Since the work of Butterfield and Namier in the 1930s, it has commonly
been said that eighteenth-century England appears atomised, left with no
overall interpretation. Subsequent work on religious differences and on
party strife served to reinforce the image of a divided society, and in
the last ten years historians of the poor and unprivileged have
suggested that beneath the surface lurked substantial popular
discontent. Professor Cannon uses his 1982 Wiles Lecture to offer a
different interpretation - that the widespread acceptance of
aristocratic values and aristocratic leadership gave a remarkable
intellectual, political and social coherence to the century. He traces
the recovery made by the aristocracy from its decade in 1649 when the
House of Lords was abolished as useless and dangerous.
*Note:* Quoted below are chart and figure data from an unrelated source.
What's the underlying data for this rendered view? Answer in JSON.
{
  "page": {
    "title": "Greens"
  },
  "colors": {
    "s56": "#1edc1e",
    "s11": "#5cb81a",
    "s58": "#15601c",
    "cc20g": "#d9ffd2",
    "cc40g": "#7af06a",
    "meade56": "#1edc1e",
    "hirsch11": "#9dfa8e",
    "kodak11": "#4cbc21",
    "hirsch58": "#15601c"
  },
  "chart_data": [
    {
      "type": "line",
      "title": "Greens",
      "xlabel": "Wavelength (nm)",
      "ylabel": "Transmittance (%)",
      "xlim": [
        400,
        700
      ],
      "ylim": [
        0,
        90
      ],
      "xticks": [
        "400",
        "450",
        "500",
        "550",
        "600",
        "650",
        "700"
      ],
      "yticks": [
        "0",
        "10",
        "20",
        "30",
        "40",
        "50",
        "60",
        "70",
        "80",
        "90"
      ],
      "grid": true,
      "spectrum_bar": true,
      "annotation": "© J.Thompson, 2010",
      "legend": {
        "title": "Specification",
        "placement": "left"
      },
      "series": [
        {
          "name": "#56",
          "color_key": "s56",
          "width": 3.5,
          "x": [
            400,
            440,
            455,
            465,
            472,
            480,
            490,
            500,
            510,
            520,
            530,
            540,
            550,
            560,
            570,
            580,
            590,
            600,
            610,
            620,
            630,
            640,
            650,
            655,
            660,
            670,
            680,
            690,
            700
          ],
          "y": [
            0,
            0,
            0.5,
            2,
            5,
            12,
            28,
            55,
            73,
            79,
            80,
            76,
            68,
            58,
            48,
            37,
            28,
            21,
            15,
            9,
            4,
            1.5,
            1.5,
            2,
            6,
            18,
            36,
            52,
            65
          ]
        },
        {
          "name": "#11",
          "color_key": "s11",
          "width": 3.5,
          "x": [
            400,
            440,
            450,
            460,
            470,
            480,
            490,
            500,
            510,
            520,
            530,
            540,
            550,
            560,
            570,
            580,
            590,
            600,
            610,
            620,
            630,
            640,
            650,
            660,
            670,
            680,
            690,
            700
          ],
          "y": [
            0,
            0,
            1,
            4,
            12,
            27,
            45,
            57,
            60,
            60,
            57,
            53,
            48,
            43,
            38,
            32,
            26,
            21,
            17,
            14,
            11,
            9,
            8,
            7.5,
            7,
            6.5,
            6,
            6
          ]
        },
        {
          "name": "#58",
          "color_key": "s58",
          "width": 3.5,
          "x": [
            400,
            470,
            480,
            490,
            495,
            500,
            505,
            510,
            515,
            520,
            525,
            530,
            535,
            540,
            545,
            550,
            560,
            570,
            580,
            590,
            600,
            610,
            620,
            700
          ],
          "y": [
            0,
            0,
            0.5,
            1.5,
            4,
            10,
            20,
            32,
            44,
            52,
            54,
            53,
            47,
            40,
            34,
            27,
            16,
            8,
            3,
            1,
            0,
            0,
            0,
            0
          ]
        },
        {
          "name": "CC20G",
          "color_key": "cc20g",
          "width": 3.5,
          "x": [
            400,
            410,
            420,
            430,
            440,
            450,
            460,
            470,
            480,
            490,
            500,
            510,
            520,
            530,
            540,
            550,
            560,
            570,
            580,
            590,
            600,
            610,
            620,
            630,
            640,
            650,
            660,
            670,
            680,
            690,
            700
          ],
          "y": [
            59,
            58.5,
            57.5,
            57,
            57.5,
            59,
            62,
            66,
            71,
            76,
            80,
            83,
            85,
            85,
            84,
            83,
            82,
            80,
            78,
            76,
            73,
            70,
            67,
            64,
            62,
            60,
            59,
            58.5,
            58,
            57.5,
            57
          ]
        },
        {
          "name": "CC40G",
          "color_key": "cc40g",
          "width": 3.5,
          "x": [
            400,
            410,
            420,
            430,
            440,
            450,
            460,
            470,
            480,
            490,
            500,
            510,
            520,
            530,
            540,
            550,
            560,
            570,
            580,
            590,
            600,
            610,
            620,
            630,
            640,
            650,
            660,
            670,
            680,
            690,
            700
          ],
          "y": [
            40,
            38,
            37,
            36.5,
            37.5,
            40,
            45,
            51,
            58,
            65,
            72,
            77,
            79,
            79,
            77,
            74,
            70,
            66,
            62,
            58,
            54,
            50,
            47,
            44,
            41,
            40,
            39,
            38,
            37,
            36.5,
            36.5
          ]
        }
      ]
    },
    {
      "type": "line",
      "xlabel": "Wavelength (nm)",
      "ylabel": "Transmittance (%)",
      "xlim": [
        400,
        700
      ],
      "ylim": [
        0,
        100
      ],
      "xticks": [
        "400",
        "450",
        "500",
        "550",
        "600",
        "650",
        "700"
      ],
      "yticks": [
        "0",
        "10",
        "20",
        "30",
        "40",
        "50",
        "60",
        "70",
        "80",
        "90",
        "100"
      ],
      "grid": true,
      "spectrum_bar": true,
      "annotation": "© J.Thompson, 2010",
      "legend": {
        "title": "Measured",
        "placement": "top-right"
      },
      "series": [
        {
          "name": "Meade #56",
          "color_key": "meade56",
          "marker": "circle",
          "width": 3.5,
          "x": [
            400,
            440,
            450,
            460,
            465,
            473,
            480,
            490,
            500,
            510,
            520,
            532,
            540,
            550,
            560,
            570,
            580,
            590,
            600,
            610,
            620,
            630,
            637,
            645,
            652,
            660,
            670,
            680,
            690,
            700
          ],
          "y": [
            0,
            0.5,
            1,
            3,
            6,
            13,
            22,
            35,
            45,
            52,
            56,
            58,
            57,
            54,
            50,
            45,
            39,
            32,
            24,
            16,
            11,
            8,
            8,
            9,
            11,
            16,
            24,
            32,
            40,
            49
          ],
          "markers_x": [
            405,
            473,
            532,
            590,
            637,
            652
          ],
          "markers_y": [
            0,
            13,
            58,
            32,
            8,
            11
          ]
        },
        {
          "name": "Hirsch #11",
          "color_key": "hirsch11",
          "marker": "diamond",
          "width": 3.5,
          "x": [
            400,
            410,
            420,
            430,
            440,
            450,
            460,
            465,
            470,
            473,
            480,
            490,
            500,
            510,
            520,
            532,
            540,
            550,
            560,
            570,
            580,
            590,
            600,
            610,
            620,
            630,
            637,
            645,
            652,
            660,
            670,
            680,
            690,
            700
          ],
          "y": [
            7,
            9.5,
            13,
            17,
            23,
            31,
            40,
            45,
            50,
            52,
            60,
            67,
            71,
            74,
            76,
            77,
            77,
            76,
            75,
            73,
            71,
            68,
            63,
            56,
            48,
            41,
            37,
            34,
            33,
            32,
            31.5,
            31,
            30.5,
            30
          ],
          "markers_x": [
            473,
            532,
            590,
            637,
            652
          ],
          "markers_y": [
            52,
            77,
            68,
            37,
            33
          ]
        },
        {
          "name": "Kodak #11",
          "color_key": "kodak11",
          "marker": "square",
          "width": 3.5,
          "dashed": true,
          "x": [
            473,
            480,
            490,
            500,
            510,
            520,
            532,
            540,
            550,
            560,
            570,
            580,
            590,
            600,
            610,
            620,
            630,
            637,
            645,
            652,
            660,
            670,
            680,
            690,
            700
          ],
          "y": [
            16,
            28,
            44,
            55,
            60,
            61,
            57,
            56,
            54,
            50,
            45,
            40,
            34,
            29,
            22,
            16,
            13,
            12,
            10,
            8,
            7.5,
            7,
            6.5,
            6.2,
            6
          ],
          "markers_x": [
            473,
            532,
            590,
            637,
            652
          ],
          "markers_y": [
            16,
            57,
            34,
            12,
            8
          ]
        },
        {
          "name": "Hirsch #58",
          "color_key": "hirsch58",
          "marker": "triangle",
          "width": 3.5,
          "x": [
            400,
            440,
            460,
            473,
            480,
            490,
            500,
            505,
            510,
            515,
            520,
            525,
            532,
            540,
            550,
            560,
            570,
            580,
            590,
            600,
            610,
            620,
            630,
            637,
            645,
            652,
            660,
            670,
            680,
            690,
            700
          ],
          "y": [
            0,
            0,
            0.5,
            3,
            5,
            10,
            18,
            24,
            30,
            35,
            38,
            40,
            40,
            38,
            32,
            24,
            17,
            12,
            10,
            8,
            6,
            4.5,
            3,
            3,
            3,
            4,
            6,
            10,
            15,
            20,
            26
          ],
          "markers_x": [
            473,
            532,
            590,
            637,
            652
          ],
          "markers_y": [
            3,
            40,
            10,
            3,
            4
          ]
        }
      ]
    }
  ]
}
After the
Glorious Revolution of 1688, the peerage re-established its hold on
government and society. Professor Cannon is forced to challenge some of
the most cherished beliefs of English historiography - that Hanoverian
society, at its top level, was an open elite, continually replenished by
vigorous recruits from other groups and classes. He suggests that, on
the contrary, in some respects the English peerage was more exclusive
than many of its continental counterparts and that the openness was a
myth which itself served a potent political purpose. Of the prospering
burgeoisie, he argues that the remarkable thing was not their
assertiveness but their long acquiescence in patrician rule, and he
poses the paradox of a country increasingly dominated by a landed
aristocracy giving birth to the first industrial revolution. His final
chapter discusses the ideological under-pinning which made aristocratic
supremacy acceptable for so long, and the emergence of those forces and
ideals which were ultimately to replace it.